The private sector response to the low-carbon opportunity would be impressive if it were not so inadequate. Private sector renewables financing was essentially flat at $323 billion in 2018, down from $330 in 2017. Institutional investors and funds are a tiny but growing part of the climate finance equation, but tripled to $9 billion in 2017/18 over 2015/16, mostly targeted at renewable energy, a sign that renewables markets are “increasingly perceived as more mature and less risky,” according to the CPI report. 

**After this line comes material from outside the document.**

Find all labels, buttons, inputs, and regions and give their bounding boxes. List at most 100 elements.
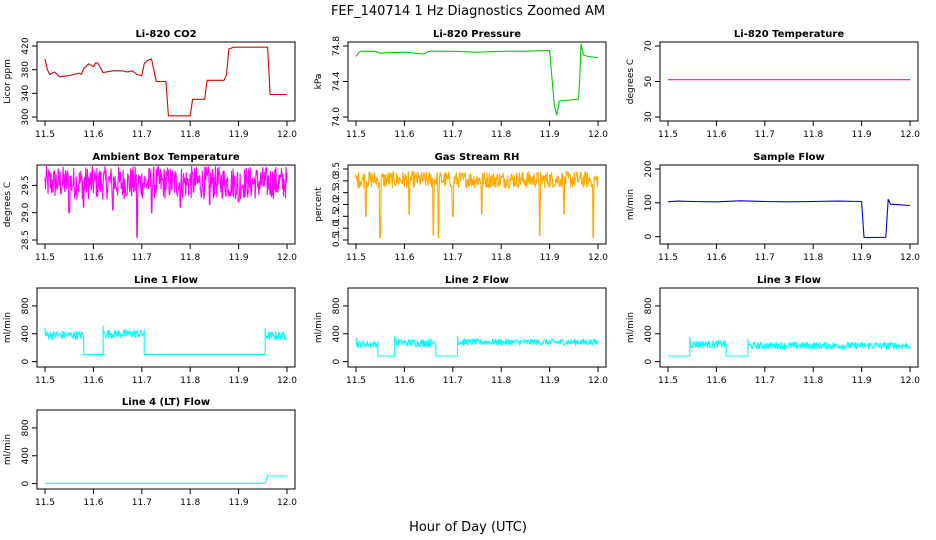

Corporations are the biggest private players, accounting for $183 billion, or 56% of private capital flows, up 50% from 2015/16 to 2107/18. Commercials banks on average raised their climate finance investments, particularly for renewable energy, to $73 billion in 2017/2018. Yet over the same period, they financed $178 billion into fossil fuel production, or almost $2.50 for every $1 of renewables financing, according to CPI.

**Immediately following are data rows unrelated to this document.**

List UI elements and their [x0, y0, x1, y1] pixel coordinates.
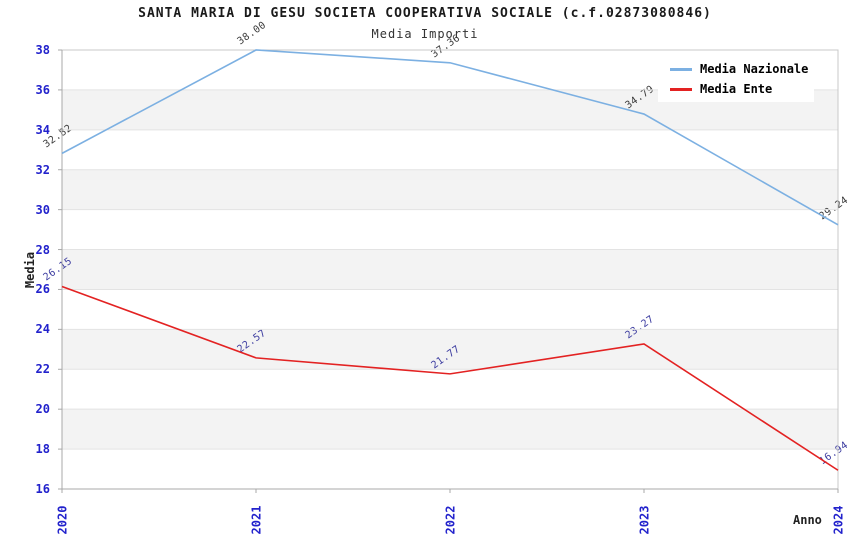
legend-item-label: Media Nazionale	[700, 62, 809, 76]
y-tick-label: 36	[35, 82, 50, 97]
plot-band	[62, 249, 838, 290]
y-tick-label: 34	[35, 122, 50, 137]
y-tick-label: 30	[35, 202, 50, 217]
y-tick-label: 32	[35, 162, 50, 177]
y-tick-label: 18	[35, 442, 50, 457]
plot-band	[62, 209, 838, 250]
y-tick-label: 26	[35, 282, 50, 297]
legend-swatch-line	[670, 87, 692, 91]
plot-band	[62, 289, 838, 330]
legend: Media Nazionale Media Ente	[658, 56, 814, 102]
y-tick-label: 16	[35, 482, 50, 496]
plot-band	[62, 369, 838, 410]
legend-item-label: Media Ente	[700, 82, 773, 96]
plot-band	[62, 329, 838, 370]
x-axis-title: Anno	[793, 513, 822, 527]
legend-swatch-line	[670, 67, 692, 71]
plot-band	[62, 169, 838, 210]
chart-title: SANTA MARIA DI GESU SOCIETA COOPERATIVA …	[138, 6, 712, 21]
y-tick-label: 28	[35, 242, 50, 257]
plot-border	[61, 49, 839, 490]
plot-band	[62, 409, 838, 450]
y-tick-label: 22	[35, 362, 50, 377]
chart-subtitle: Media Importi	[371, 27, 479, 41]
y-tick-label: 38	[35, 43, 50, 57]
y-tick-label: 20	[35, 402, 50, 417]
legend-item: Media Nazionale	[658, 59, 814, 79]
series-line-media-ente	[61, 285, 839, 471]
legend-item: Media Ente	[658, 79, 814, 99]
series-line-media-nazionale	[61, 49, 839, 226]
plot-band	[62, 129, 838, 170]
y-tick-label: 24	[35, 322, 50, 337]
plot-band	[62, 449, 838, 489]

Among public funders, investments by development finance institutions fell to $94 billion last year, a four-year low, from $171 billion in 2017. Climate Policy Initiative chalks up the decline to a global economic slowdown and domestic policy shifts to reduce debt and tighten financial risk management, especially in East Asia and the Pacific.

The fastest growing sector for private sector investment was low-carbon transportation. Household spending on eco-friendly goods such as electric vehicles and solar panels also surged, to an average of $55 billion in 2017/18.  Consumer electric-vehicle spending quadrupled from $9 billion in 2015 to $41 billion in 2018, driven by Chinese and U.S. households.